I replicated Anthropic’s "Introspection" paper on DeepSeek-7B. It works.
Posted by Specialist_Bad_4465@reddit | LocalLLaMA | View on Reddit | 22 comments
Posted by Specialist_Bad_4465@reddit | LocalLLaMA | View on Reddit | 22 comments
charmander_cha@reddit
Could you make the code available for curious people to play with too?
yatusabe__@reddit
Why the scroll hijacking? Please just tell me why, I need to understand how anyone could think it is a good idea.
Specialist_Bad_4465@reddit (OP)
sorry, i was trying something new :)
lesson learned. I have removed it.
yatusabe__@reddit
Thank you, I finally got to read your post and it was very interesting. I hope you continue this research and share the results. Computer science meets philosophy, what's not to love about it?
Pvt_Twinkietoes@reddit
I do like the UI on mobile
o5mfiHTNsH748KVq@reddit
The little ease upward is still a nice touch though
Tramagust@reddit
What's scroll hijacking?
nuclearbananana@reddit
Honestly, if a little polished, this is actually nice. Makes scrolling while reading way easier. Unlike most cases where it's just for some pointless graphics or progress bar.
Murgatroyd314@reddit
Disagree. Having the page move away from where I put it is a nuisance. No exceptions.
agreeoncesave@reddit
Agree, but don't forget about reader view in your browser
suicidaleggroll@reddit
I liked it on the sections that fit neatly on a single screen, but when I got to sections 3 and 4 that require scrolling it all went to absolute shit and made it much harder to use than normal scrolling.

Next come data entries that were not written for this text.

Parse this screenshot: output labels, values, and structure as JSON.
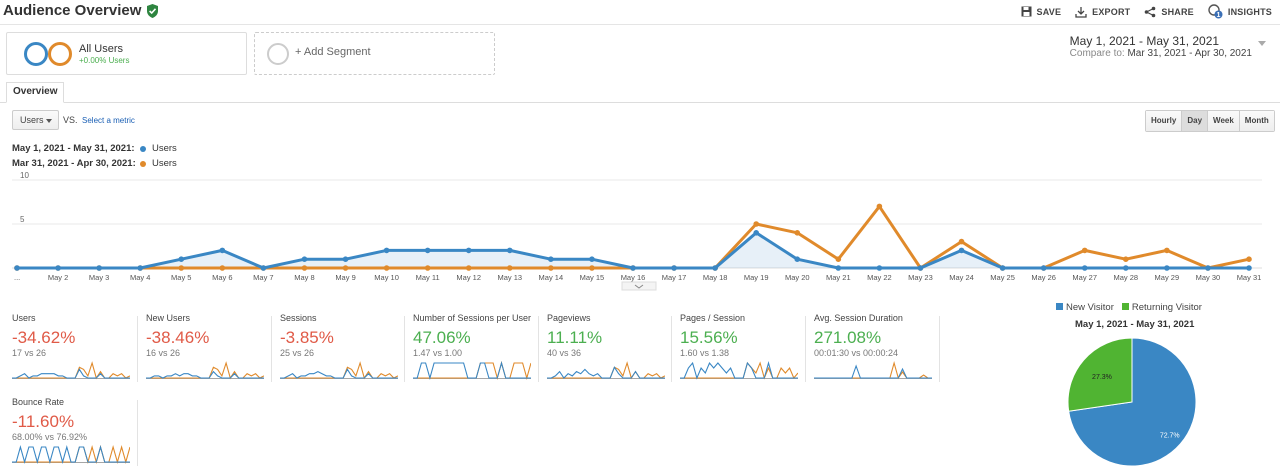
{
  "header": {
    "title": "Audience Overview",
    "actions": {
      "save": "SAVE",
      "export": "EXPORT",
      "share": "SHARE",
      "insights": "INSIGHTS",
      "insights_badge": "1"
    }
  },
  "segments": {
    "active": {
      "name": "All Users",
      "sub": "+0.00% Users"
    },
    "add_label": "+ Add Segment"
  },
  "daterange": {
    "main": "May 1, 2021 - May 31, 2021",
    "compare_prefix": "Compare to:",
    "compare_range": "Mar 31, 2021 - Apr 30, 2021"
  },
  "tabs": {
    "overview": "Overview"
  },
  "controls": {
    "metric": "Users",
    "vs": "VS.",
    "select_metric": "Select a metric",
    "granularity": [
      "Hourly",
      "Day",
      "Week",
      "Month"
    ],
    "active_granularity": "Day"
  },
  "legend": {
    "current": {
      "range": "May 1, 2021 - May 31, 2021:",
      "metric": "Users",
      "color": "#3a87c4"
    },
    "previous": {
      "range": "Mar 31, 2021 - Apr 30, 2021:",
      "metric": "Users",
      "color": "#e08a2b"
    }
  },
  "chart_data": {
    "type": "line",
    "ylim": [
      0,
      10
    ],
    "yticks": [
      5,
      10
    ],
    "categories": [
      "...",
      "May 2",
      "May 3",
      "May 4",
      "May 5",
      "May 6",
      "May 7",
      "May 8",
      "May 9",
      "May 10",
      "May 11",
      "May 12",
      "May 13",
      "May 14",
      "May 15",
      "May 16",
      "May 17",
      "May 18",
      "May 19",
      "May 20",
      "May 21",
      "May 22",
      "May 23",
      "May 24",
      "May 25",
      "May 26",
      "May 27",
      "May 28",
      "May 29",
      "May 30",
      "May 31"
    ],
    "series": [
      {
        "name": "May 1, 2021 - May 31, 2021",
        "color": "#3a87c4",
        "values": [
          0,
          0,
          0,
          0,
          1,
          2,
          0,
          1,
          1,
          2,
          2,
          2,
          2,
          1,
          1,
          0,
          0,
          0,
          4,
          1,
          0,
          0,
          0,
          2,
          0,
          0,
          0,
          0,
          0,
          0,
          0
        ]
      },
      {
        "name": "Mar 31, 2021 - Apr 30, 2021",
        "color": "#e08a2b",
        "values": [
          0,
          0,
          0,
          0,
          0,
          0,
          0,
          0,
          0,
          0,
          0,
          0,
          0,
          0,
          0,
          0,
          0,
          0,
          5,
          4,
          1,
          7,
          0,
          3,
          0,
          0,
          2,
          1,
          2,
          0,
          1
        ]
      }
    ]
  },
  "scorecards": [
    {
      "label": "Users",
      "value": "-34.62%",
      "trend": "neg",
      "sub": "17 vs 26",
      "spark_a": [
        0,
        0,
        1,
        2,
        0,
        1,
        1,
        2,
        2,
        2,
        2,
        1,
        1,
        0,
        0,
        0,
        4,
        1,
        0,
        0,
        0,
        2,
        0,
        0,
        0,
        0,
        0,
        0,
        0
      ],
      "spark_b": [
        0,
        0,
        0,
        0,
        0,
        0,
        0,
        0,
        0,
        0,
        0,
        0,
        0,
        0,
        0,
        0,
        5,
        4,
        1,
        7,
        0,
        3,
        0,
        0,
        2,
        1,
        2,
        0,
        1
      ]
    },
    {
      "label": "New Users",
      "value": "-38.46%",
      "trend": "neg",
      "sub": "16 vs 26",
      "spark_a": [
        0,
        0,
        1,
        1,
        0,
        1,
        1,
        2,
        1,
        2,
        2,
        1,
        1,
        0,
        0,
        0,
        3,
        1,
        0,
        0,
        0,
        2,
        0,
        0,
        0,
        0,
        0,
        0,
        0
      ],
      "spark_b": [
        0,
        0,
        0,
        0,
        0,
        0,
        0,
        0,
        0,
        0,
        0,
        0,
        0,
        0,
        0,
        0,
        5,
        4,
        1,
        7,
        0,
        3,
        0,
        0,
        2,
        1,
        2,
        0,
        1
      ]
    },
    {
      "label": "Sessions",
      "value": "-3.85%",
      "trend": "neg",
      "sub": "25 vs 26",
      "spark_a": [
        0,
        0,
        1,
        2,
        0,
        1,
        1,
        2,
        2,
        3,
        2,
        1,
        1,
        0,
        0,
        0,
        4,
        1,
        0,
        0,
        0,
        2,
        0,
        0,
        0,
        0,
        0,
        0,
        0
      ],
      "spark_b": [
        0,
        0,
        0,
        0,
        0,
        0,
        0,
        0,
        0,
        0,
        0,
        0,
        0,
        0,
        0,
        0,
        5,
        4,
        1,
        7,
        0,
        3,
        0,
        0,
        2,
        1,
        2,
        0,
        1
      ]
    },
    {
      "label": "Number of Sessions per User",
      "value": "47.06%",
      "trend": "pos",
      "sub": "1.47 vs 1.00",
      "spark_a": [
        0,
        0,
        2,
        2,
        0,
        2,
        2,
        2,
        2,
        2,
        2,
        2,
        2,
        0,
        0,
        0,
        2,
        2,
        0,
        0,
        0,
        2,
        0,
        0,
        0,
        0,
        0,
        0,
        0
      ],
      "spark_b": [
        0,
        0,
        0,
        0,
        0,
        0,
        0,
        0,
        0,
        0,
        0,
        0,
        0,
        0,
        0,
        0,
        2,
        2,
        2,
        2,
        0,
        2,
        0,
        0,
        2,
        2,
        2,
        0,
        2
      ]
    },
    {
      "label": "Pageviews",
      "value": "11.11%",
      "trend": "pos",
      "sub": "40 vs 36",
      "spark_a": [
        0,
        0,
        1,
        3,
        0,
        2,
        1,
        3,
        2,
        4,
        2,
        1,
        2,
        0,
        0,
        0,
        5,
        2,
        0,
        0,
        0,
        3,
        0,
        0,
        0,
        0,
        0,
        0,
        0
      ],
      "spark_b": [
        0,
        0,
        0,
        0,
        0,
        0,
        0,
        0,
        0,
        0,
        0,
        0,
        0,
        0,
        0,
        0,
        5,
        4,
        1,
        7,
        0,
        3,
        0,
        0,
        2,
        1,
        2,
        0,
        1
      ]
    },
    {
      "label": "Pages / Session",
      "value": "15.56%",
      "trend": "pos",
      "sub": "1.60 vs 1.38",
      "spark_a": [
        0,
        0,
        2,
        3,
        0,
        2,
        1,
        3,
        2,
        3,
        2,
        1,
        2,
        0,
        0,
        0,
        3,
        2,
        0,
        0,
        0,
        3,
        0,
        0,
        0,
        0,
        0,
        0,
        0
      ],
      "spark_b": [
        0,
        0,
        0,
        0,
        0,
        0,
        0,
        0,
        0,
        0,
        0,
        0,
        0,
        0,
        0,
        0,
        3,
        2,
        1,
        3,
        0,
        2,
        0,
        0,
        2,
        1,
        2,
        0,
        1
      ]
    },
    {
      "label": "Avg. Session Duration",
      "value": "271.08%",
      "trend": "pos",
      "sub": "00:01:30 vs 00:00:24",
      "spark_a": [
        0,
        0,
        0,
        0,
        0,
        0,
        0,
        0,
        0,
        0,
        4,
        0,
        0,
        0,
        0,
        0,
        0,
        0,
        0,
        0,
        0,
        3,
        0,
        0,
        0,
        0,
        0,
        0,
        0
      ],
      "spark_b": [
        0,
        0,
        0,
        0,
        0,
        0,
        0,
        0,
        0,
        0,
        0,
        0,
        0,
        0,
        0,
        0,
        0,
        0,
        0,
        5,
        0,
        2,
        0,
        0,
        0,
        0,
        1,
        0,
        0
      ]
    },
    {
      "label": "Bounce Rate",
      "value": "-11.60%",
      "trend": "neg",
      "sub": "68.00% vs 76.92%",
      "spark_a": [
        0,
        0,
        3,
        0,
        3,
        3,
        0,
        3,
        3,
        0,
        3,
        3,
        0,
        3,
        0,
        0,
        3,
        3,
        0,
        0,
        0,
        3,
        0,
        0,
        0,
        0,
        0,
        0,
        0
      ],
      "spark_b": [
        0,
        0,
        0,
        0,
        0,
        0,
        0,
        0,
        0,
        0,
        0,
        0,
        0,
        0,
        0,
        0,
        3,
        3,
        0,
        3,
        0,
        3,
        0,
        0,
        3,
        0,
        3,
        0,
        3
      ]
    }
  ],
  "pie": {
    "legend": [
      {
        "name": "New Visitor",
        "color": "#3a87c4"
      },
      {
        "name": "Returning Visitor",
        "color": "#50b432"
      }
    ],
    "title": "May 1, 2021 - May 31, 2021",
    "chart_data": {
      "type": "pie",
      "labels": [
        "New Visitor",
        "Returning Visitor"
      ],
      "values": [
        72.7,
        27.3
      ],
      "value_labels": [
        "72.7%",
        "27.3%"
      ]
    }
  }
}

Environmental-Metal9@reddit
Agreed. On mobile it makes reading the bottom of the page impossible because it jumps to the next section if I try to move the bottom to the middle
pokemonplayer2001@reddit
A hateful choice.
DefNattyBoii@reddit
Very nice UI and good presentation. Keep up the good work. Can you test MOE models too, or it would have same results? (Qwen 30B-A3B)
RobotRobotWhatDoUSee@reddit
Have you considered doing this for one of the AllenAI models where we have base, SFT, and RLHF+ versions of the model easily available? So one could clearly see at what points the models are affected?
Silver_Jaguar_24@reddit
Looking forward to part 2.
Chromix_@reddit
Have you tested this with a window function? As in: Don't just inject a single layer, but also do this attenuated with 1 to 3 adjacent layers. That way the central, full change won't stand out so much.
Corporate_Drone31@reddit
Great stuff! Please post here when you have part 2 ready, I'm curious to see where this might go.
taftastic@reddit
This was a great read. The slider interaction was a neat touch for presenting what you found at different steering ”layers”— which is a concept I don’t think I fully grasp. I found the emerging recognition more interesting than the sweet spot; a machine getting a sense of something is more intriguing than having it noted plainly.
I struggle with the underlying assumption that recognition of an injected token in outputs is somehow introspection or cognition adjacent, but I don’t know shit about fuck. I’ll probably chase down the paper from reading this. Thanks for the share OP
ComputeVoid@reddit
Very cool research. Excited for part 2!
Lebo77@reddit
Wow.
I am not sure what to do with this ingormation, but it's interesting.
LoveMind_AI@reddit
Very impressive and an important contribution!!